Le TDAH est caractérisé par des difficultés de concentration qui peuvent s'accompagner ou non d'hyperactivité ou d'impulsivité (illustration).


Nouveau rapport de l'ANSM sur le méthylphénidate en France
Quatre ans après un premier état des lieux sur l'utilisation du méthylphénidate en France (notre article du 18 juillet 2013), l'Agence nationale de sécurité du médicament et des produits de santé (ANSM) publie un rapport actualisé sur cette substance psychostimulante utilisée, selon les spécialités (RITALINE, RITALINE LPCONCERTA LPQUASYM LP et MEDIKINET LM), dans la prise en charge :
 Ce nouveau rapport livre plusieurs enseignements, en termes de consommation, de pratique professionnelle et de sécurité d'emploi.

Une consommation en hausse mais relativement faible
Les données révèlent que les ventes de méthylphénidate ont augmenté de façon continue au cours des dernières années. En France, le nombre de boîtes vendues a été multiplié par 3 entre 2005 et 2014. Dans cet intervalle de 9 ans, il est passé de 220 000 boîtes à 600 000. Cela représentait 48 895 patients traités en 2014. 

Cependant, l'utilisation du méthylphénidate reste faible en France, en comparaison à d'autres pays européens. C'est dans les pays scandinaves (Suède, Norvège et Danemark) que la consommation de méthylphénidate est la plus élevée en Europe. En Suède, le nombre d'utilisateurs continue à progresser, alors qu'on observe une tendance à la baisse aux Etats-Unis, autre pays marqué par une consommation élevée. 
En nombre de DDJ (dose définie journalière) pour 1 000 habitants par jour, la France se situait à 0,43 en 2014, loin derrière la Suède où ce nombre dépasse 9.
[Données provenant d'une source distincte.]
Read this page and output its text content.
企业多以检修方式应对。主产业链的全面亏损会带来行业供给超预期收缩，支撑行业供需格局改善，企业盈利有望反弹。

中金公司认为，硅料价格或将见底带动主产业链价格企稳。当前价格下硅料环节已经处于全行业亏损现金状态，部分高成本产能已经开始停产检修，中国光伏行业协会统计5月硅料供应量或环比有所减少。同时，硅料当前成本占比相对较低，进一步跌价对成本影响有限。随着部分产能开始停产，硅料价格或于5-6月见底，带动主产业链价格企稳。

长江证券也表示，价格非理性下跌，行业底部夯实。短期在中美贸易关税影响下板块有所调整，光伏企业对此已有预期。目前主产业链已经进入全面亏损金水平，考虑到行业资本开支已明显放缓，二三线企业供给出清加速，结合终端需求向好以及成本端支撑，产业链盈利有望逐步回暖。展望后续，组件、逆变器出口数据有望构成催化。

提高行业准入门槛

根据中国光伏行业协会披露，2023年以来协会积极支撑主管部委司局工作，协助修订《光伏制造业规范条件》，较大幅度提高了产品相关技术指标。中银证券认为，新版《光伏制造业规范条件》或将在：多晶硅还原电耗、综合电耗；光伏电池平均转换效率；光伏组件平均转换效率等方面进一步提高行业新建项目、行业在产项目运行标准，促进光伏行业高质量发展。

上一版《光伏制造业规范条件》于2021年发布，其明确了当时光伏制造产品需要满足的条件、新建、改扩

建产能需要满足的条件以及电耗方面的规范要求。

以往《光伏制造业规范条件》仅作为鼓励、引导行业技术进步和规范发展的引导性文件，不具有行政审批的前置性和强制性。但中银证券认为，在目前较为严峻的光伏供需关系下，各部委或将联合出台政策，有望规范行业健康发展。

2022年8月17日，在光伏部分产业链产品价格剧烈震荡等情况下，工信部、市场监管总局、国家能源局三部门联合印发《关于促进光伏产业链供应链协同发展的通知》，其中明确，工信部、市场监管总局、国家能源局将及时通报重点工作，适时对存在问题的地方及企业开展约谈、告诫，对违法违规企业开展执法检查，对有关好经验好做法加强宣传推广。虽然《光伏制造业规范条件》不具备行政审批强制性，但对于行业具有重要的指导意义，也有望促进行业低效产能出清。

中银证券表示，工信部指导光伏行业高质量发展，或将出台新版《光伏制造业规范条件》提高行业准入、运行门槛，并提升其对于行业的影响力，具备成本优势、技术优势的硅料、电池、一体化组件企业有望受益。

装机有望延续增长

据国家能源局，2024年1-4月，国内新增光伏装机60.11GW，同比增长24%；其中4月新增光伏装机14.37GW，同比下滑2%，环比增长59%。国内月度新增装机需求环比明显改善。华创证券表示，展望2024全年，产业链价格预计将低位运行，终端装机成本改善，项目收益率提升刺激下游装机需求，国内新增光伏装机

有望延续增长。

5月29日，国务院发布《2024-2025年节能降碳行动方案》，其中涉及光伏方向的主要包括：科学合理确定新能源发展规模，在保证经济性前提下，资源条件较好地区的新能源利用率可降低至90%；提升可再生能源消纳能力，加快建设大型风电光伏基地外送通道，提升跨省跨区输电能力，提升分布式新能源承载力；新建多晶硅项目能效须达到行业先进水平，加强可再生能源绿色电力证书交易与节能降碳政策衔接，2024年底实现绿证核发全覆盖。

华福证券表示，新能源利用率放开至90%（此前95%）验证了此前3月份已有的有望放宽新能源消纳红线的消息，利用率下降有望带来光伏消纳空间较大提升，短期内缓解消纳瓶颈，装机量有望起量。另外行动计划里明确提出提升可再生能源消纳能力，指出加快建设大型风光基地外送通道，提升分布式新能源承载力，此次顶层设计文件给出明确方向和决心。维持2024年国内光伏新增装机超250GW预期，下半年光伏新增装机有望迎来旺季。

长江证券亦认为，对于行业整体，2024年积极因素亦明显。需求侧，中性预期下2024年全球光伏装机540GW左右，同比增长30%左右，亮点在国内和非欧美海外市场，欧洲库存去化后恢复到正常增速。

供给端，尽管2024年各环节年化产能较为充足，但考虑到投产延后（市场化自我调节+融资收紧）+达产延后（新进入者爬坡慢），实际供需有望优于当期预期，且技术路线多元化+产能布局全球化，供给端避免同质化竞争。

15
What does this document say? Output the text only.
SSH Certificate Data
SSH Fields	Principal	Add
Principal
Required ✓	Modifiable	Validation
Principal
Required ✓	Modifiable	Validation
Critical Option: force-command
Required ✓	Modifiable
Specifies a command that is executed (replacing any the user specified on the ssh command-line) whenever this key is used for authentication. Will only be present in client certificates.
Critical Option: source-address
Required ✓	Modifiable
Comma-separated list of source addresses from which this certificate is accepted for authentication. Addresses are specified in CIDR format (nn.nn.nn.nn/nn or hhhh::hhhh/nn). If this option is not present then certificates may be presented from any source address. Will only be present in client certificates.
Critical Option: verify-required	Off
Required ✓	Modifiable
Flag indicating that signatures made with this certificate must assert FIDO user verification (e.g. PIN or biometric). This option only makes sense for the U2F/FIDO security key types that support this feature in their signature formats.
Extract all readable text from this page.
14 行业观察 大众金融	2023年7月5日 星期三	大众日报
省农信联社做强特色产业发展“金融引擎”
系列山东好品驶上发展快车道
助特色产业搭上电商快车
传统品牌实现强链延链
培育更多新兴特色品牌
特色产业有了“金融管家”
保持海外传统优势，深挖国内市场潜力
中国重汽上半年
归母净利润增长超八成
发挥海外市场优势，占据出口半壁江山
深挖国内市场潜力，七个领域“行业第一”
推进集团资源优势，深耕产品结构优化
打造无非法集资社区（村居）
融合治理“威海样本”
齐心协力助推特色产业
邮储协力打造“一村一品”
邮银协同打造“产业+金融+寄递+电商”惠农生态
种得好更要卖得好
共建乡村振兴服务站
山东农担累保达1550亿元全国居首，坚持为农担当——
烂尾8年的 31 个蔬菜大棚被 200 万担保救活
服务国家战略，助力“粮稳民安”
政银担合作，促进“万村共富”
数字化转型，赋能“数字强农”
Profil des patients : des garçons de 6 à 11 ans traités en moyenne 1,6 an
Trois utilisateurs sur 4 sont de sexe masculin (garçons et hommes).
Les enfants de 6 à 11 ans représentent la population majoritaire, conformément à l'AMM (autorisation de mise sur le marché). On comptabilise un peu moins de 10 000 utilisateurs prévalents adultes (plus de 18 ans). 

La durée médiane de traitement après l'initiation est de 1,6 an.
La durée de traitement est plus longue chez les enfants que chez les adultes : 66,3 % des traitements initiés chez des enfants sont poursuivis au-delà d'une année, contre 27,6 % pour les adultes. Pour 23 % des traitements initiés, une seule délivrance a été enregistrée. 

La réglementation des stupéfiants non respectée dans 1 cas sur 3
Les spécialités de méthyphénidate sont soumises à la réglementation des stupéfiants, qui consiste en :
  • une prescription limitée à 28 jours
  • une prescription initiale hospitalière et annuelle, réservée aux neurologues, psychiatres et pédiatres. Elle est étendue aux centres du sommeil pour RITALINE 10 mg, en raison de son indication dans le traitement de la narcolepsie.
  • un renouvellement qui peut être réalisé par les autres médecins.

Les données montrent cependant que ces modalités de prescription et donc de délivrance ne sont pas respectées dans 30 % des cas. En effet, 1 prescription d'initiation sur 3 est établie par des médecins libéraux, avec une répartition quasi-égale entre généralistes ou spécialistes.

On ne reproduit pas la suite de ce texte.